L'homme de volonté forte est celui qui entend sans faiblir la voix encore faible de la raison; qui, sans détourner les yeux, voit venir l'idée annonciatrice de la mort, lui fait bon accueil, s'y attache avec force, l'affirme et la défend contre l'armée des images qui lui donnent l'assaut et voudraient la chasser hors de la conscience. Ainsi soutenue par un effort résolu de l'attention, l'idée antipathique réussit par transformer du tout au tout la conscience de l'homme. Et, avec sa conscience, son action change, car l'idée nouvelle ne manque pas de produire tous ses effets moteurs, sitôt qu'elle est maîtresse incontestée du champ de ses pensées. Toute la difficulté est qu'elle en prenne possession. Quoique la tendance spontanée de la pensée soit tout autrement orientée, l'attention doit être maintenue, par force, sur cet objet unique jusqu'à ce qu'il ait assez grandi pour se soutenir lui-même aisément sous le regard de l'esprit. Cet effort de l'attention est l'acte fondamental de la volonté. Celle-ci n'a, pratiquement, plus rien à faire, dans la plupart des cas, quand l'idée naturellement antipathique a pu s'établir à demeure dans la conscience. Alors, grâce au lien mystérieux qui unit la pensée et les centres moteurs, ces derniers entrent en jeu et les organes corporels obéissent naturellement d'une manière que nous ne connaissons pas, même par conjoncture.

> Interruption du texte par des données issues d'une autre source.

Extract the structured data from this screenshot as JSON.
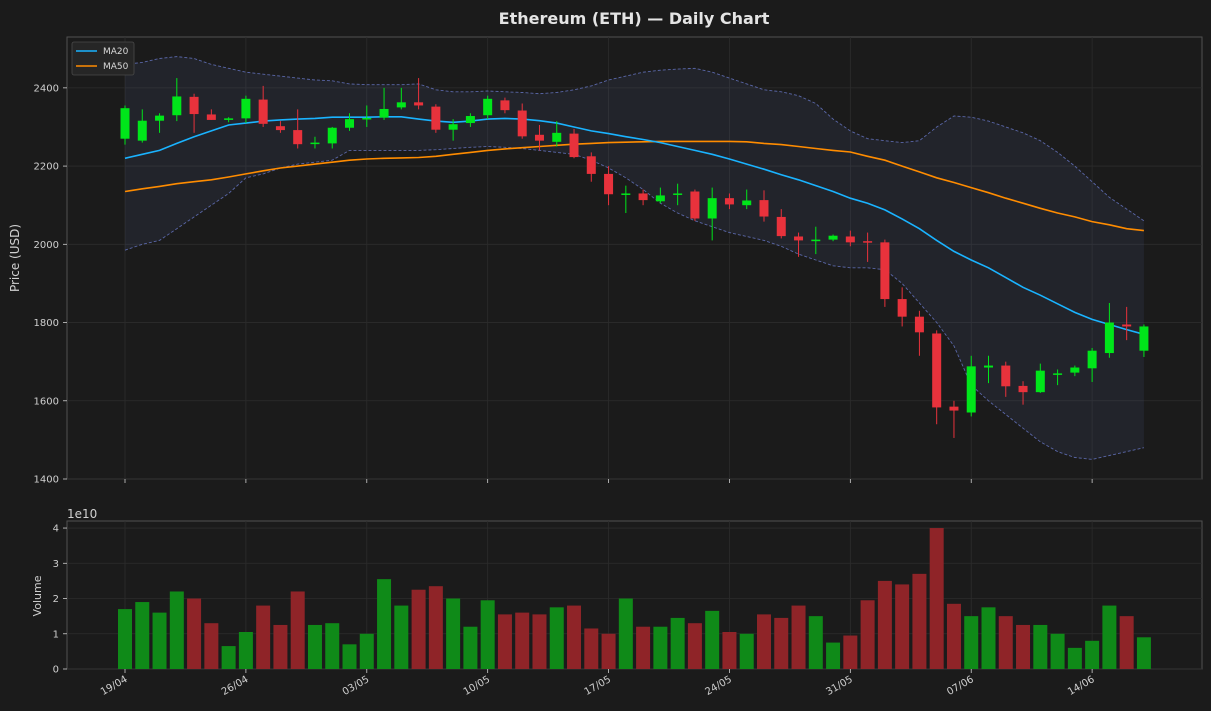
{
  "chart_data": [
    {
      "type": "candlestick",
      "title": "Ethereum (ETH) — Daily Chart",
      "ylabel": "Price (USD)",
      "ylim": [
        1400,
        2530
      ],
      "yticks": [
        1400,
        1600,
        1800,
        2000,
        2200,
        2400
      ],
      "xticks": [
        "19/04",
        "26/04",
        "03/05",
        "10/05",
        "17/05",
        "24/05",
        "31/05",
        "07/06",
        "14/06"
      ],
      "xtick_index": [
        0,
        7,
        14,
        21,
        28,
        35,
        42,
        49,
        56
      ],
      "legend": {
        "position": "top-left",
        "entries": [
          "MA20",
          "MA50"
        ]
      },
      "colors": {
        "up": "#00e61a",
        "down": "#e8323c",
        "ma20": "#1ab3ff",
        "ma50": "#ff8c00",
        "band": "#5a67a8"
      },
      "grid": true,
      "candles": [
        [
          2270,
          2355,
          2255,
          2348
        ],
        [
          2265,
          2345,
          2260,
          2316
        ],
        [
          2316,
          2335,
          2285,
          2329
        ],
        [
          2330,
          2425,
          2315,
          2378
        ],
        [
          2377,
          2385,
          2285,
          2333
        ],
        [
          2332,
          2345,
          2318,
          2318
        ],
        [
          2318,
          2325,
          2312,
          2322
        ],
        [
          2322,
          2380,
          2310,
          2372
        ],
        [
          2370,
          2405,
          2300,
          2308
        ],
        [
          2302,
          2315,
          2285,
          2292
        ],
        [
          2292,
          2345,
          2245,
          2256
        ],
        [
          2258,
          2275,
          2245,
          2260
        ],
        [
          2258,
          2300,
          2245,
          2298
        ],
        [
          2298,
          2335,
          2290,
          2320
        ],
        [
          2320,
          2355,
          2300,
          2323
        ],
        [
          2324,
          2400,
          2318,
          2346
        ],
        [
          2350,
          2400,
          2345,
          2363
        ],
        [
          2363,
          2425,
          2345,
          2355
        ],
        [
          2352,
          2358,
          2285,
          2293
        ],
        [
          2293,
          2320,
          2265,
          2307
        ],
        [
          2310,
          2335,
          2300,
          2328
        ],
        [
          2330,
          2380,
          2320,
          2372
        ],
        [
          2368,
          2375,
          2335,
          2343
        ],
        [
          2342,
          2360,
          2270,
          2276
        ],
        [
          2280,
          2305,
          2240,
          2265
        ],
        [
          2262,
          2315,
          2250,
          2285
        ],
        [
          2283,
          2295,
          2220,
          2223
        ],
        [
          2225,
          2235,
          2160,
          2180
        ],
        [
          2180,
          2200,
          2100,
          2128
        ],
        [
          2130,
          2150,
          2080,
          2130
        ],
        [
          2130,
          2140,
          2100,
          2113
        ],
        [
          2110,
          2145,
          2105,
          2125
        ],
        [
          2128,
          2155,
          2100,
          2130
        ],
        [
          2135,
          2140,
          2060,
          2066
        ],
        [
          2066,
          2145,
          2010,
          2118
        ],
        [
          2118,
          2130,
          2090,
          2102
        ],
        [
          2100,
          2140,
          2090,
          2112
        ],
        [
          2113,
          2138,
          2058,
          2071
        ],
        [
          2070,
          2090,
          2015,
          2021
        ],
        [
          2020,
          2030,
          1968,
          2010
        ],
        [
          2008,
          2045,
          1975,
          2012
        ],
        [
          2012,
          2025,
          2008,
          2022
        ],
        [
          2020,
          2035,
          1995,
          2005
        ],
        [
          2008,
          2030,
          1955,
          2005
        ],
        [
          2005,
          2012,
          1840,
          1860
        ],
        [
          1860,
          1890,
          1790,
          1815
        ],
        [
          1815,
          1830,
          1715,
          1775
        ],
        [
          1772,
          1780,
          1540,
          1583
        ],
        [
          1585,
          1600,
          1505,
          1575
        ],
        [
          1570,
          1715,
          1560,
          1688
        ],
        [
          1685,
          1715,
          1645,
          1690
        ],
        [
          1690,
          1700,
          1610,
          1637
        ],
        [
          1638,
          1650,
          1590,
          1622
        ],
        [
          1622,
          1695,
          1620,
          1677
        ],
        [
          1668,
          1680,
          1640,
          1670
        ],
        [
          1672,
          1690,
          1663,
          1685
        ],
        [
          1683,
          1735,
          1648,
          1728
        ],
        [
          1722,
          1850,
          1710,
          1800
        ],
        [
          1795,
          1840,
          1755,
          1790
        ],
        [
          1728,
          1795,
          1712,
          1790
        ]
      ],
      "ma20": [
        2220,
        2230,
        2240,
        2258,
        2275,
        2290,
        2305,
        2310,
        2315,
        2318,
        2320,
        2322,
        2325,
        2325,
        2325,
        2326,
        2326,
        2320,
        2315,
        2312,
        2315,
        2320,
        2322,
        2320,
        2316,
        2310,
        2300,
        2290,
        2283,
        2275,
        2268,
        2260,
        2250,
        2240,
        2230,
        2218,
        2205,
        2192,
        2178,
        2165,
        2150,
        2135,
        2118,
        2105,
        2088,
        2065,
        2040,
        2010,
        1982,
        1960,
        1940,
        1915,
        1890,
        1870,
        1848,
        1826,
        1808,
        1795,
        1782,
        1770
      ],
      "ma50": [
        2135,
        2142,
        2148,
        2155,
        2160,
        2165,
        2172,
        2180,
        2188,
        2195,
        2200,
        2205,
        2210,
        2215,
        2218,
        2220,
        2221,
        2222,
        2225,
        2230,
        2235,
        2240,
        2244,
        2247,
        2250,
        2253,
        2256,
        2258,
        2260,
        2261,
        2262,
        2263,
        2263,
        2263,
        2263,
        2263,
        2262,
        2258,
        2255,
        2250,
        2245,
        2240,
        2236,
        2225,
        2215,
        2200,
        2185,
        2170,
        2158,
        2145,
        2132,
        2118,
        2105,
        2092,
        2080,
        2070,
        2058,
        2050,
        2040,
        2035
      ],
      "bb_upper": [
        2460,
        2465,
        2475,
        2480,
        2475,
        2460,
        2450,
        2440,
        2435,
        2430,
        2425,
        2420,
        2418,
        2410,
        2408,
        2408,
        2408,
        2410,
        2395,
        2390,
        2390,
        2392,
        2390,
        2388,
        2385,
        2388,
        2395,
        2405,
        2420,
        2430,
        2440,
        2445,
        2448,
        2450,
        2440,
        2425,
        2410,
        2395,
        2390,
        2380,
        2360,
        2320,
        2290,
        2270,
        2265,
        2260,
        2265,
        2300,
        2328,
        2325,
        2315,
        2300,
        2285,
        2265,
        2235,
        2200,
        2160,
        2120,
        2090,
        2060
      ],
      "bb_lower": [
        1985,
        2000,
        2010,
        2040,
        2070,
        2100,
        2130,
        2170,
        2180,
        2195,
        2205,
        2210,
        2215,
        2240,
        2240,
        2240,
        2240,
        2240,
        2242,
        2245,
        2248,
        2250,
        2248,
        2245,
        2240,
        2235,
        2230,
        2215,
        2195,
        2170,
        2140,
        2105,
        2080,
        2060,
        2045,
        2030,
        2020,
        2010,
        1995,
        1975,
        1960,
        1945,
        1940,
        1940,
        1935,
        1900,
        1850,
        1800,
        1740,
        1640,
        1600,
        1565,
        1530,
        1495,
        1470,
        1455,
        1450,
        1460,
        1470,
        1480
      ]
    },
    {
      "type": "bar",
      "ylabel": "Volume",
      "scale_label": "1e10",
      "ylim": [
        0,
        4.2
      ],
      "yticks": [
        0,
        1,
        2,
        3,
        4
      ],
      "values": [
        1.7,
        1.9,
        1.6,
        2.2,
        2.0,
        1.3,
        0.65,
        1.05,
        1.8,
        1.25,
        2.2,
        1.25,
        1.3,
        0.7,
        1.0,
        2.55,
        1.8,
        2.25,
        2.35,
        2.0,
        1.2,
        1.95,
        1.55,
        1.6,
        1.55,
        1.75,
        1.8,
        1.15,
        1.0,
        2.0,
        1.2,
        1.2,
        1.45,
        1.3,
        1.65,
        1.05,
        1.0,
        1.55,
        1.45,
        1.8,
        1.5,
        0.75,
        0.95,
        1.95,
        2.5,
        2.4,
        2.7,
        4.0,
        1.85,
        1.5,
        1.75,
        1.5,
        1.25,
        1.25,
        1.0,
        0.6,
        0.8,
        1.8,
        1.5,
        0.9
      ],
      "colors": {
        "up": "#0f8a18",
        "down": "#8f2428"
      }
    }
  ]
}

D'après tout cela, on peut voir que le point d'application immédiat de l'effort volitionnel réside exclusivement dans le monde mental. Tout le drame est un drame mental; toute la difficulté est d'ordre mental, et porte sur l'objet de notre pensée. ... C'est cette idée qui est le point d'application du vouloir. Laissée à elle-même, elle glisserait hors de l'esprit; mais nous ne voulons pas la laisser glisser. Consentir à la présence sans partage de l'idée, tel est l'unique effet de l'effort. Sa seule fonction est d'obtenir le sentiment de ce consentement. Pour cela il n'est qu'un moyen, maintenir l'idée à laquelle il s'agit de consentir, l'empêcher de vaciller et de s'évanouir, la soutenir énergiquement devant l'esprit, jusqu'à ce qu'elle le remplisse. Le consentement à l'idée et à son objet est cette conscience ainsi remplie par l'idée et par ses associées et alliées. Si, maintenant, cette idée implique un mouvement corporel, soit par elle-même, soit par ce qu'elle enveloppe, alors nous donnons au consentement ainsi laborieusement obtenu le nom de "volition motrice". Car la nature "soutient" alors instantanément nos bonnes volontés intérieures en les faisant suivre de changements extérieurs qui sont de son domaine. Elle ne le fait en aucun autre cas. il est dommage qu'elle ne se soit pas montrée plus généreuse, et qu'elle n'ait pas fait un monde dont tous les éléments seraient aussi immédiatement soumis à notre volonté!